Tuesday, October 13, 2020

God's Means for God's Children: Reflections on His Covenant Faithfulness to His Covenant Children in My Home

My Google Photos just shot me a spread from when my eldest were 2 and 1. In some ways, I remember those days better than I remember last year. What I remember most is how quickly the Spirit made those little hearts and minds latch onto His Word. Strong faith in Christ and love for God and man developed so early in them.

And after another decade and a half of the means of grace, my wife and I have the blessing of living for some years with a woman of God and man of God from the coming generation, before they take off to become the generation. Not perfect yet and still growing, but what the Lord is doing in them has begun to crystallize, and it's marvelous. We didn't have terrible twos or terrible teens. We had God's merciful and powerful blessing upon His means.

I look at the 2 and 1 year old in the photos, and my heart is just too full. I thought I'd try to put it in this post, but haven't quite been successful. The Lord hasn't done the same work at the same pace in each child. But He has been the same Lord, and they have all been His set-apart children, and He has been blessing the same means to them, and whatever work He does in them affords me similar gratitude.

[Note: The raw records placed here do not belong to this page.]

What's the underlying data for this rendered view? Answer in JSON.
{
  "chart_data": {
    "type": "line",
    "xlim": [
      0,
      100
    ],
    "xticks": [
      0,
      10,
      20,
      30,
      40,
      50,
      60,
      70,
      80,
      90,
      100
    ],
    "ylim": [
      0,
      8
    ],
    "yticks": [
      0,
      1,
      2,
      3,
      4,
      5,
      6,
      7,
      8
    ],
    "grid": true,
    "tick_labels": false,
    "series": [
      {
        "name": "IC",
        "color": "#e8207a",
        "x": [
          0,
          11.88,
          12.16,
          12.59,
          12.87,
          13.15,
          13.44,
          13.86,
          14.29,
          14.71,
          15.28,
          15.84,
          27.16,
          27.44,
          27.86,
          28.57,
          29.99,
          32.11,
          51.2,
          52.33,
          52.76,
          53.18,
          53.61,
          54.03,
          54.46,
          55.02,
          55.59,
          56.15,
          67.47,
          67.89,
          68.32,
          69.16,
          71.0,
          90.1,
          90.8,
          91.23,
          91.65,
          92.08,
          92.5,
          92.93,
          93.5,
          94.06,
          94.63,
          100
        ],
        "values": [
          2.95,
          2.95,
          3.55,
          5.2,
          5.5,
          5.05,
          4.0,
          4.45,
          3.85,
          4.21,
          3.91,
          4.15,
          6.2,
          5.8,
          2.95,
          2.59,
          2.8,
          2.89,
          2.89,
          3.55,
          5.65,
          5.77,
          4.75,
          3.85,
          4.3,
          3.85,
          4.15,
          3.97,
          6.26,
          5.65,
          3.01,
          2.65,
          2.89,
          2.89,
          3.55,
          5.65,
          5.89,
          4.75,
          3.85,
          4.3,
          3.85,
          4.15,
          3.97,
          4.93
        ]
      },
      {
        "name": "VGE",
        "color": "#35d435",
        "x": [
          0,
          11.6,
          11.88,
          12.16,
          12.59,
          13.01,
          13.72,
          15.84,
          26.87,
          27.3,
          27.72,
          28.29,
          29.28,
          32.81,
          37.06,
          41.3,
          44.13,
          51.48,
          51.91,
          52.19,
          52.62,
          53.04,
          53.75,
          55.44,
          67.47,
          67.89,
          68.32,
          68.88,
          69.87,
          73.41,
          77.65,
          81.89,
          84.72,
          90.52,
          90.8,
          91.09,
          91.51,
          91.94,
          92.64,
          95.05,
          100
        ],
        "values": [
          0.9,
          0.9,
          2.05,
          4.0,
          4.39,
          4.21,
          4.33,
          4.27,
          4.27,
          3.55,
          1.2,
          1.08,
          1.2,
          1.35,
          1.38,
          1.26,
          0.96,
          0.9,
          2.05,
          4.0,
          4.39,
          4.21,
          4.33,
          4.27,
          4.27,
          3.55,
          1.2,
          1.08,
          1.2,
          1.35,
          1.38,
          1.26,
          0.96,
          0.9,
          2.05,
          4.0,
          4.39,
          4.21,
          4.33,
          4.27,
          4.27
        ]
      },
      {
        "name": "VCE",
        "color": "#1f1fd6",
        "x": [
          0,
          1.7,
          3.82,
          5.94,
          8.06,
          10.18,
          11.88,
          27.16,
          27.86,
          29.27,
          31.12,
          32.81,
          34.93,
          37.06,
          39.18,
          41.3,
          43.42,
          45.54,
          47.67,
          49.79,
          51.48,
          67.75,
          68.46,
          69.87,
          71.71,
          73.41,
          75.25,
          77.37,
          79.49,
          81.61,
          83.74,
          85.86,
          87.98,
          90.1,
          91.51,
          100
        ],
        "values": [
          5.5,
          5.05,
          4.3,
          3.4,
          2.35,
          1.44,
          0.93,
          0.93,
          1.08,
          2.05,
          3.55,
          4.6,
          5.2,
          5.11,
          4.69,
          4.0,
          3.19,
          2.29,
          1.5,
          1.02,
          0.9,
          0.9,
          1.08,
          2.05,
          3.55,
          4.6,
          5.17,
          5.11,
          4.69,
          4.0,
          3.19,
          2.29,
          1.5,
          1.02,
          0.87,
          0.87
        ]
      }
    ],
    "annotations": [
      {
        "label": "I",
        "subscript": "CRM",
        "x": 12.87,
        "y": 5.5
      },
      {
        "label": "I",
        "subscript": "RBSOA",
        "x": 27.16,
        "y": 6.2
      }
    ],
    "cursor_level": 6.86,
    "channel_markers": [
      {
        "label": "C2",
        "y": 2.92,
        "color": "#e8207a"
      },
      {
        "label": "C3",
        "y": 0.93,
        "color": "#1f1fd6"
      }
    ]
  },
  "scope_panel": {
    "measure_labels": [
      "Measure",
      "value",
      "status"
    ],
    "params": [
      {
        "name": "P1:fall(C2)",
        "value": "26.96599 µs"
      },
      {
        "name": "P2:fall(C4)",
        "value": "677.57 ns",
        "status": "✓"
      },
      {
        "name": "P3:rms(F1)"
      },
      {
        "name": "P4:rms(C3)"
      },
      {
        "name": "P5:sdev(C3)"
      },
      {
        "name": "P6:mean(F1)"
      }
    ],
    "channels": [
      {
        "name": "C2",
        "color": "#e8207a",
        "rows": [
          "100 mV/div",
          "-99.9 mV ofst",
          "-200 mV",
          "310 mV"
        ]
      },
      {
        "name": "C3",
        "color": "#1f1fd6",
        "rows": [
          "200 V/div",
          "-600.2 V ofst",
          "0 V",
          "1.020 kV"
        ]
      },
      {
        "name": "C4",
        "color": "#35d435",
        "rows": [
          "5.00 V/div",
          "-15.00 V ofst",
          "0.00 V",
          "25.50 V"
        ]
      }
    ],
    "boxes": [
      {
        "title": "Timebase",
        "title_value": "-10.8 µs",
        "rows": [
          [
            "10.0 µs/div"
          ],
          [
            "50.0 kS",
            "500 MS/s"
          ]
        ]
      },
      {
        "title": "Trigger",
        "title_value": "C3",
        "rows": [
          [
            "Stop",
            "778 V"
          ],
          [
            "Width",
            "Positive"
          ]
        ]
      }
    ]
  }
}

It also makes me grieve over the children with which I haven't applied the means as consistently and believingly. But that just renews repentance and resolve as I cling to Him and not our performance. If they were to fall, I would have none but myself to blame—for what is to me an unimaginable horror.

But rather than resolving out of fear over what my shortcomings could cause, it is out of confidence in what His faithfulness will cause, what His mercy will cause, and what His power will cause that I renew resolve to walk in His ways with Him.

And He will bring them up in His way and keep them in His way, and when they are old, they will not depart from it. The more we walk simply by His means, the more we look back and say not "I brought them up" but "the Lord brought them up." For, while there was plenty of shortcoming on our part, that which has had its effect is the instruction not of ourselves but of the Lord, and the discipline not of ourselves but of the Lord. Family worship by family worship. Bedtime prayers and Psalms by bedtime prayers and Psalms. Lord's Day by Lord's Day. Public worship by public worship. Sermon by sermon. Supper by supper. Improvement of baptism. Prayer by prayer.

Day by day and week by week. The Lord brought them up. Because they were His. And now we see that sweet fruit that assures us that this is so for one more hopeful generation of the church in this world as they lead in the church militant, and then forever and ever whenever they join the church triumphant. What a marvelous, covenant God we serve!